Charlotte Smith, a 2005 graduate of Franklin High School, was one of 22 Washington state students recently awarded a scholarship from the Greater Washington Chapter of the National Multiple Sclerosis Society.
Totaling $65,000, the grants were made possible by a $250,000 gift from the Seattle-based O'Donnell Family Foundation. Recipients were selected based on academic performance, financial need, volunteer and extracurricular activities, and essays they wrote about the impact MS has had on their lives. The annual program was established this year, specifically for students in Washington state.
For unknown reasons, Washington state has one of the highest incidences of MS in the country. There are an estimated 400,000 Americans facing the unpredictable daily challenges of MS. Its cause and cure remain a mystery.

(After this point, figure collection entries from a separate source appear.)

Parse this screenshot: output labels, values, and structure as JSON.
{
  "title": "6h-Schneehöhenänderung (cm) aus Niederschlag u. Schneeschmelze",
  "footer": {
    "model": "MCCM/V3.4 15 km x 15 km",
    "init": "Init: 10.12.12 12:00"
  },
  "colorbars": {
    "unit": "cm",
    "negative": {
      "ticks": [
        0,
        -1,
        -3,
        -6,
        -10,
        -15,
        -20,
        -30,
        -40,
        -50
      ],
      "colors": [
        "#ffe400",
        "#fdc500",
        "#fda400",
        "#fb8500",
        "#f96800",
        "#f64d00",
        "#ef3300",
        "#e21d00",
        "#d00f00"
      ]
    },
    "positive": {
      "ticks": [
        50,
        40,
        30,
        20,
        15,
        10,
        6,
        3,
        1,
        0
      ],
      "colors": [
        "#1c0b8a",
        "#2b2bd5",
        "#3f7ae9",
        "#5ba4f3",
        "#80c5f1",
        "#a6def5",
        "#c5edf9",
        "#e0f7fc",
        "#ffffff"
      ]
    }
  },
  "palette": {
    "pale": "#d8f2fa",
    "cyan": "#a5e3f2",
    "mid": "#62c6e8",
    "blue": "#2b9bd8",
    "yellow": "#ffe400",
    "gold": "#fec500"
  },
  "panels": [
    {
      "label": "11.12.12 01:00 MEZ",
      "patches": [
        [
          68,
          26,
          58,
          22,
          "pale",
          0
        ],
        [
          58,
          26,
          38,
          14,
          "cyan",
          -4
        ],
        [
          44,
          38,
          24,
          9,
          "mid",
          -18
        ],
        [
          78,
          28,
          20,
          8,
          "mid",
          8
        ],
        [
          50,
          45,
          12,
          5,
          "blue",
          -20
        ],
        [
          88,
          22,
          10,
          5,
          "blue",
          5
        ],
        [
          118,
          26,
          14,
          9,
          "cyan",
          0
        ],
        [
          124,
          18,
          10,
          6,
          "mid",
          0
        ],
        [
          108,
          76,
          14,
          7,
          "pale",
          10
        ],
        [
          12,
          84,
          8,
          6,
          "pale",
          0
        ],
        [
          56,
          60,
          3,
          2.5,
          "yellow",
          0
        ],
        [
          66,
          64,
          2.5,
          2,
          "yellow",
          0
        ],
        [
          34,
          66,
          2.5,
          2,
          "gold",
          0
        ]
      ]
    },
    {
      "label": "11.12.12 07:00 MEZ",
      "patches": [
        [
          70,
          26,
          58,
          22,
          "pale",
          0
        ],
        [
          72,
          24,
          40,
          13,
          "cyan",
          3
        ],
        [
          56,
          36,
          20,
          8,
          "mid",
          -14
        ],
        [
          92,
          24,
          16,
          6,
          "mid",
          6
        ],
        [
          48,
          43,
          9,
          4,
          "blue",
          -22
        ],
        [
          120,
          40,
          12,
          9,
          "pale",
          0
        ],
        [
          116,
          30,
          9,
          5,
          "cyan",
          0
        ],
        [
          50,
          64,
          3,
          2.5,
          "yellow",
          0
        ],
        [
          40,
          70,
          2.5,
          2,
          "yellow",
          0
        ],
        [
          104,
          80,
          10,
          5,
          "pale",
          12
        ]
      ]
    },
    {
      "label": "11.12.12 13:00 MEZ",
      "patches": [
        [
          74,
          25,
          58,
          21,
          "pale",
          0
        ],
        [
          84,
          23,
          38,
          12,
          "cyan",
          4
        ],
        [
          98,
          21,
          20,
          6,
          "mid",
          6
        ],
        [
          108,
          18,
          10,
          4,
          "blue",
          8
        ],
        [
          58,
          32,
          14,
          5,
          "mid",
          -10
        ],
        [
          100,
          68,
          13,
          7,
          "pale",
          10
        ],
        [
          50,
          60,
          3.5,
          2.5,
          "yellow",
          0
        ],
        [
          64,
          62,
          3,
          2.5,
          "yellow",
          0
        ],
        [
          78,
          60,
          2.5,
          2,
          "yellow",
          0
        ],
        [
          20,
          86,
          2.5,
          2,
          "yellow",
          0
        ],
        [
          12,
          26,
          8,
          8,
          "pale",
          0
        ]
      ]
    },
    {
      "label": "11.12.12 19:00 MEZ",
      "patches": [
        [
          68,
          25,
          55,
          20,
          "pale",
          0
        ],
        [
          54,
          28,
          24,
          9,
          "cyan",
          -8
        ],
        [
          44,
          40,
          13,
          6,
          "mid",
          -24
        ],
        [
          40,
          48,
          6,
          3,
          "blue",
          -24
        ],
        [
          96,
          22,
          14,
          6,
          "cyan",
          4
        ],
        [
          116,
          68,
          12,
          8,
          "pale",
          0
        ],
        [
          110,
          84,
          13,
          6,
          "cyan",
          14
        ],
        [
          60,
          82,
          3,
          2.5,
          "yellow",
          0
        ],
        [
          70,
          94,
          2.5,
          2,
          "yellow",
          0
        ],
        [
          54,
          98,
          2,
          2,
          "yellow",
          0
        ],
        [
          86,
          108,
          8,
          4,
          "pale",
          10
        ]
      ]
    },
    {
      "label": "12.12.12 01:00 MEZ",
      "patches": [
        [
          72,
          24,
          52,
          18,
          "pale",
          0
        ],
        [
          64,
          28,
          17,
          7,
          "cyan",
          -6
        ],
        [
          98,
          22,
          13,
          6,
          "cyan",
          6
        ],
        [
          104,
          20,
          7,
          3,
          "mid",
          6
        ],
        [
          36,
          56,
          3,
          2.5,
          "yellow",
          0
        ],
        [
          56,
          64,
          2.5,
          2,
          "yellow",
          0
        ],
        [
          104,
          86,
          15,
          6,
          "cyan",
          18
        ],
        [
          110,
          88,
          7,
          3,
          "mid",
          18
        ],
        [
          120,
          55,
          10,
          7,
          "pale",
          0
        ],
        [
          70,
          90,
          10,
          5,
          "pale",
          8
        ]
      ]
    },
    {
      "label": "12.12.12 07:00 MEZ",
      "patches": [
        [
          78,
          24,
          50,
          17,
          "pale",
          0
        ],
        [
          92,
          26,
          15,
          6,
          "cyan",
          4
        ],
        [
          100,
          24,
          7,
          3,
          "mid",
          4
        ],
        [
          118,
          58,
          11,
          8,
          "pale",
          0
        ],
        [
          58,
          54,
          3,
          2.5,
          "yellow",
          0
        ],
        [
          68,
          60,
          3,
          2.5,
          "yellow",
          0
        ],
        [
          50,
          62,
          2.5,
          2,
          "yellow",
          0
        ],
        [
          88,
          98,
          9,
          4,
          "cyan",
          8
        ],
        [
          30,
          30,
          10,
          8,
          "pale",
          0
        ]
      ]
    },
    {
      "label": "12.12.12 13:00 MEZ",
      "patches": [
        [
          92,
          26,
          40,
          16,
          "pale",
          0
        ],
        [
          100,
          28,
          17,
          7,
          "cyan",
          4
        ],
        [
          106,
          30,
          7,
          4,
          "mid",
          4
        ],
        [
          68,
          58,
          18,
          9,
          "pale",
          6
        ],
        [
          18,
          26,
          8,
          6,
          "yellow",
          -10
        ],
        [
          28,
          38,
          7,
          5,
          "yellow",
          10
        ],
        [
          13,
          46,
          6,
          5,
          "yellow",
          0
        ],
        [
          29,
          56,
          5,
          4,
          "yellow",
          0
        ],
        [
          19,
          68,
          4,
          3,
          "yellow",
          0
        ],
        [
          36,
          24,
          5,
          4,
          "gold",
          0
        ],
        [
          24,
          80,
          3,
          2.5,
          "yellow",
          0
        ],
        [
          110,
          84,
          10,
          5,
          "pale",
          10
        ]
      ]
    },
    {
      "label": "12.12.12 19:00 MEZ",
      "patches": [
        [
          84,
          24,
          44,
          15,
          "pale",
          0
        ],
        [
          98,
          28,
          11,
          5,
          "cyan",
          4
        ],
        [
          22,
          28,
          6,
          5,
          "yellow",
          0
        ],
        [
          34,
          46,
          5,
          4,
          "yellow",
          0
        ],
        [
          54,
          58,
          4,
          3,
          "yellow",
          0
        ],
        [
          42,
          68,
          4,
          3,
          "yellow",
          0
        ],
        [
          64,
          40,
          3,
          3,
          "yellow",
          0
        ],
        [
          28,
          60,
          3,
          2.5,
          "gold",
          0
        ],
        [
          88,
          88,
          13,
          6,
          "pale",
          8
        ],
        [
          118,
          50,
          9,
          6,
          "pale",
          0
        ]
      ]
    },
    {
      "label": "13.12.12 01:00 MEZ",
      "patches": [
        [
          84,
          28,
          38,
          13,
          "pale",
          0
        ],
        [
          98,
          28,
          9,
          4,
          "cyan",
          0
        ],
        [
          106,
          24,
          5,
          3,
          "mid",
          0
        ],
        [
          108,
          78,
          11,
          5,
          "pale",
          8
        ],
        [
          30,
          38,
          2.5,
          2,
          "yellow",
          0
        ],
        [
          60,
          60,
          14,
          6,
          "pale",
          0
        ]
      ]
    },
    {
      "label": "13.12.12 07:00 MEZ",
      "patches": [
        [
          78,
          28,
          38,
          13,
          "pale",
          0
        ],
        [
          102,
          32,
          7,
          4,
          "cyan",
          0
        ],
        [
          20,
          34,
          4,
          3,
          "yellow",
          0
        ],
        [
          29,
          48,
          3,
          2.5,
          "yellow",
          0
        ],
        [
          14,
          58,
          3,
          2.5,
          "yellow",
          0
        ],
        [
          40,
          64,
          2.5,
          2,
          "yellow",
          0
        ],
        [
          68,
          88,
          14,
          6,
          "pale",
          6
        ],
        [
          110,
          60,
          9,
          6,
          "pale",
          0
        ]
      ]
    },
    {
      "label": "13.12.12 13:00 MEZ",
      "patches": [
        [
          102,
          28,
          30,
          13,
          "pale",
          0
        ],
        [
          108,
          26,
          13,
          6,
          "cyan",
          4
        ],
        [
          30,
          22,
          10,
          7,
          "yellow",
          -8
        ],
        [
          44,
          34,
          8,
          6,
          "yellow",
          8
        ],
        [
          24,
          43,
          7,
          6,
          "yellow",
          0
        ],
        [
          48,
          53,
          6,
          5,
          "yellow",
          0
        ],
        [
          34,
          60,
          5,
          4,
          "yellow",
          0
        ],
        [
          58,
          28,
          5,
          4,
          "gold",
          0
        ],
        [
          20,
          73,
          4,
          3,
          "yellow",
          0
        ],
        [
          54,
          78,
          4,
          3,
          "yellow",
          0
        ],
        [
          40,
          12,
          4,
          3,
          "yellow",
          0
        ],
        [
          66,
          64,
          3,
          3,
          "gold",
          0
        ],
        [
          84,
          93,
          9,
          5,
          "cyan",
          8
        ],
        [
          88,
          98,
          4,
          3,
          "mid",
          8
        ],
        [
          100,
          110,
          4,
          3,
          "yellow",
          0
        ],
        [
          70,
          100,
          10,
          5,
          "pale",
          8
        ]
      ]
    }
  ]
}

The scholarships, which averaged $3,000 each, were available to high school seniors, high school graduates or GED graduates who have MS, or who are the children of people with MS, who will be attending an accredited post secondary school for the first time.
Multiple sclerosis is a chronic, disabling disease that attacks the central nervous system. Symptoms may be mild, such as numbness in the limbs, or severe, such as paralysis or loss of vision. MS is usually diagnosed in young adults in the prime of their lives, between the ages of 20 and 50.
Headquartered in Seattle, the Greater Washington Chapter of the National MS Society serves 23 counties in western and central Washington and provides support to more than 50,000 people, including 7,000 with MS and more than 40,000 others whose lives are directly affected by the disease.